I am attempting to merge many columns with the same name from two dfs into a df with one combined column. The result is creating new columns Example_column_x and Example_column_y. I believe this is from the NaN value? I am wanting to keep all of the information (excluding NaN) from both dataframes combined into only 1 column; without the appended _x or _y. I would like to avoid having to manipulate the dataframe after merging the dataframes as there are many columns that this is happening to. Thank you
import pandas as pd
import numpy as np
df= [['person one', 10], ['person two', np.nan]]

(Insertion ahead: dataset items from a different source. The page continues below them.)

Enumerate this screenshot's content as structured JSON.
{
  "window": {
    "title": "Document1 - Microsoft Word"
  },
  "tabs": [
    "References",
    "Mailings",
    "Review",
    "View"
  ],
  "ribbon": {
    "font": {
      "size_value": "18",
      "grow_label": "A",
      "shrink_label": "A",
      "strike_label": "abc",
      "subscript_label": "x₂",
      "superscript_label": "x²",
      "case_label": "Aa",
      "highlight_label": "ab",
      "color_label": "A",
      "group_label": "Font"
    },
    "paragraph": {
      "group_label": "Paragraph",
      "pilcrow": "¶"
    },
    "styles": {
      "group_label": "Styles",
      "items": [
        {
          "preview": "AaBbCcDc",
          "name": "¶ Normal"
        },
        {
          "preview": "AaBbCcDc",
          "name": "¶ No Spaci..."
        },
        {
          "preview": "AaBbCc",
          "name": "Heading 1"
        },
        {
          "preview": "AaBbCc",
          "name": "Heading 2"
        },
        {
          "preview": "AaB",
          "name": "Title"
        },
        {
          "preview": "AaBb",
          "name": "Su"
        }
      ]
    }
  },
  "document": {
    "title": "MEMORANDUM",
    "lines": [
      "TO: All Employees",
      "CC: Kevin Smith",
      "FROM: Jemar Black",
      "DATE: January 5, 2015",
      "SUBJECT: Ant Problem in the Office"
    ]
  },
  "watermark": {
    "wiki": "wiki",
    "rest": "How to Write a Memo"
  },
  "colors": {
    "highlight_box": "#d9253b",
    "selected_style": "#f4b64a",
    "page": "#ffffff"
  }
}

df= pd.DataFrame(df, columns=['Name', 'Example_column'])
df:
Name Example_column
person one 10.0
person two NaN
df2= [['person one', np.nan], ['person two', 'excused']]
df2= pd.DataFrame(df2, columns=['Name', 'Example_column'])
df2:
Name Example_column
person one NaN
person two excused
Resulting df_final that I do not want= pd.merge(df, df2, on=['Name'])
print(df_final)
resulting df_final:
Name Example_column_x Example_column_y
person one 10.0 NaN
person two NaN excused
df_final I want:
Name Example_column
person one 10.0
person two excused
If you want to get the first non-NaN (if any), then concat
and keep the first non-NaN per group:
out = pd.concat([df, df2]).groupby('Name', as_index=False, sort=False).first()
Output:
Name Example_column
0 person one 10.0
1 person two excused
Alternatively, assuming a more complex logic: keep all values but NaNs, except if there are only NaNs, then just keep one.
df= [['person one', 10], ['person two', np.nan], ['person three', 30]]
df= pd.DataFrame(df, columns=['Name', 'Example_column'])
df2= [['person one', np.nan], ['person two', np.nan], ['person three', 'excused']]
df2= pd.DataFrame(df2, columns=['Name', 'Example_column'])
tmp = pd.concat([df, df2]).sort_values(by='Example_column', key=lambda x: x.notna())
out = tmp[tmp['Name'].duplicated()|tmp['Example_column'].notna()
Output:
Name Example_column
1 person two NaN
0 person one 10.0
2 person three 30.0
2 person three excused